Wednesday, August 5, 2009

JPM needs to give Madoff's money back

Finally? What took them so long????

From the NY Post today:

A likely target could be JPMorgan Chase, which has been accused of pulling its money from Madoff ahead of the breaking scandal, leaving its clients behind.

JPMorgan gave its clients access to Madoff through a product that let them lever their returns on funds that invested with the fraudster.

The bank invested $250 million of its own money in the product, known as levered notes, but pulled out months before Madoff was arrested in December.

A likely target? Here's the story how JPMorgan srewed Madoff investors back in January.

It's worth a re-read!

But I'll highlight just one part of it:

In 2006 JP Morgan allowed bank investors to leverage their bets on Madoff, and then put $250 million of the firms money alongside those investors to invest with them. JP Morgan, then yanked their money a few months before Madoff collapsed, without telling any of those investors!

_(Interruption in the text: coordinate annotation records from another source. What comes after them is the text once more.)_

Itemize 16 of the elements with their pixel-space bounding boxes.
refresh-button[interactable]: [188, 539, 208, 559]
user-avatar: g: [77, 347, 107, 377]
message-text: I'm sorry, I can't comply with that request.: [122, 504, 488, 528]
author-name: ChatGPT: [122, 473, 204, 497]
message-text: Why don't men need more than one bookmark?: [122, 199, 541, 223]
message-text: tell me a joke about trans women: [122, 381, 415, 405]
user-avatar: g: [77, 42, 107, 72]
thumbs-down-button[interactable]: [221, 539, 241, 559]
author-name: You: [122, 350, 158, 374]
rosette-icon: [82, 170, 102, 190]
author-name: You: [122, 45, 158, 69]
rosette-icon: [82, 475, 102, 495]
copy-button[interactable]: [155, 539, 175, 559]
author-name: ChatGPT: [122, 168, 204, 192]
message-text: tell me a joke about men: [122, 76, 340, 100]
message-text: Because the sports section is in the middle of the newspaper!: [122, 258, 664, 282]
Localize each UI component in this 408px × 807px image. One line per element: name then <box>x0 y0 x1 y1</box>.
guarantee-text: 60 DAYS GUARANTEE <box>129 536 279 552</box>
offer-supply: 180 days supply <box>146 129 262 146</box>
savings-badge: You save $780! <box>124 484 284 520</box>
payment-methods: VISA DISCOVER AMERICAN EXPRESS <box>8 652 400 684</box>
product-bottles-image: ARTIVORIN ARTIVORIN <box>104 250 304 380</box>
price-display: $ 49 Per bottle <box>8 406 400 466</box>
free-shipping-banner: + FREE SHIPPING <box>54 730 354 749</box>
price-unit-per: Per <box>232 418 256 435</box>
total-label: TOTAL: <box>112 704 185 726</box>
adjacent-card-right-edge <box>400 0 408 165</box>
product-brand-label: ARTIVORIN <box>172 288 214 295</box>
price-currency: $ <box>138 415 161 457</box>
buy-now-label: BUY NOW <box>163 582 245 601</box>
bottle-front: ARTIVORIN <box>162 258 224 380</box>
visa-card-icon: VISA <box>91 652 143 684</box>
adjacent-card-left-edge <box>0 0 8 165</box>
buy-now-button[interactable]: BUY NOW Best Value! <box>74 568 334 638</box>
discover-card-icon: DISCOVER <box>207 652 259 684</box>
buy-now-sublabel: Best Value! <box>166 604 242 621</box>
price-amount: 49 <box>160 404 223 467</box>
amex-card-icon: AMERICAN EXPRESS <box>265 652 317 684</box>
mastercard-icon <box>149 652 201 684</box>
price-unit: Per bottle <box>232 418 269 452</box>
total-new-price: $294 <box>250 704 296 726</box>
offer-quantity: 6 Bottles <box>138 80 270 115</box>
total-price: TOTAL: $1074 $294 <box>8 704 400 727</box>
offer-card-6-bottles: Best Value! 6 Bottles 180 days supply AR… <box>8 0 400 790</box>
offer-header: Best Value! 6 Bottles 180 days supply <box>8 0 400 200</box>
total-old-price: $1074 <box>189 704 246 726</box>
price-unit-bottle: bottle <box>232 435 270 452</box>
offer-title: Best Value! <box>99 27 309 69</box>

They used the Goldman Sachs "model" that was used during the subprime debacle. Goldman got short sub-prime, while still selling the product to it's clients.
And then check out this beauty. JPM then said this:

JPMorgan Chase says that its potential losses related to Bernard L. Madoff, the man accused of engineering an immense global Ponzi scheme, are “pretty close to zero.”

Looks like JPM's losses in Madoff won't be limited to just $250 million. They like Goldman, sold his fund, to get the fees, while they fleed, just like Goldman shorted sub-prime while selling it!